BIFF 2011 #7: Seesaw (Japan 2010)

Makoto and Shinji kiss during their party.

There are many confident independent young women in Japanese fictions from manga to anime and from novels to film and television. Unfortunately we don’t get to see them very often in dramas on UK screens – only in horror or other extreme genres. Seesaw offers a contemporary young couple with a primary focus on Makoto (Murakami Maki). But it is only likely to get festival screenings as its short length (70 mins) will deter distributors. Still, there will be another chance to see it in Bradford next Sunday (27 March) at Cineworld.

Makoto has been living for two years with Shinji a former actor now in some kind of office job. Shinji is played by the writer/director Kanyama Keihiro. The narrative begins with a party given by Makoto and Shinji on behalf of their friends Keiko and Takumi who are about to marry. Shinji would like to consider marriage but Makoto is happy with the status quo of living together. Their relationship is balanced – just like the seesaw on which they sit in a nearby playground. She is happy in her freelance teaching of Japanese to foreigners and sees no reason to change – except that she begins to get morning sickness and worries that she might be pregnant. One day, Shinji jumps off the seesaw to say hello to a stray dog. The narrative then takes an unexpected turn (although it was signalled in the credit sequence). I won’t spoil the narrative twist, suffice to say that the tone changes and Murakami gets the chance to dominate the screen.

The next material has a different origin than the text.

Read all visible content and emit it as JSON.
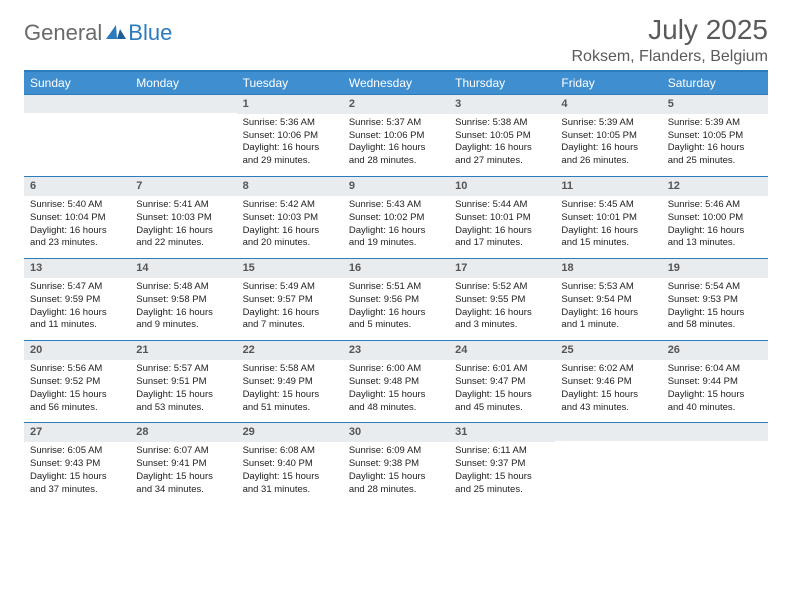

The film was shot on Mini-DV and blown up to CinemaScope so the resultant image is soft and the colours pale. Japanese apartments are small and the rather cramped location is handled well in the format. However, it does seem that the emphasis is on the performances rather than the milieu. I would have liked more time with the two young women together. In the one extended scene (choosing a wedding dress for Keiko) I was reminded of Take Care of My Cat (South Korea 2001) with its five young female college-leavers and their subsequent lives. But perhaps 70 minutes is long enough for a calling card piece and I hope the festival exposure helps all those involved.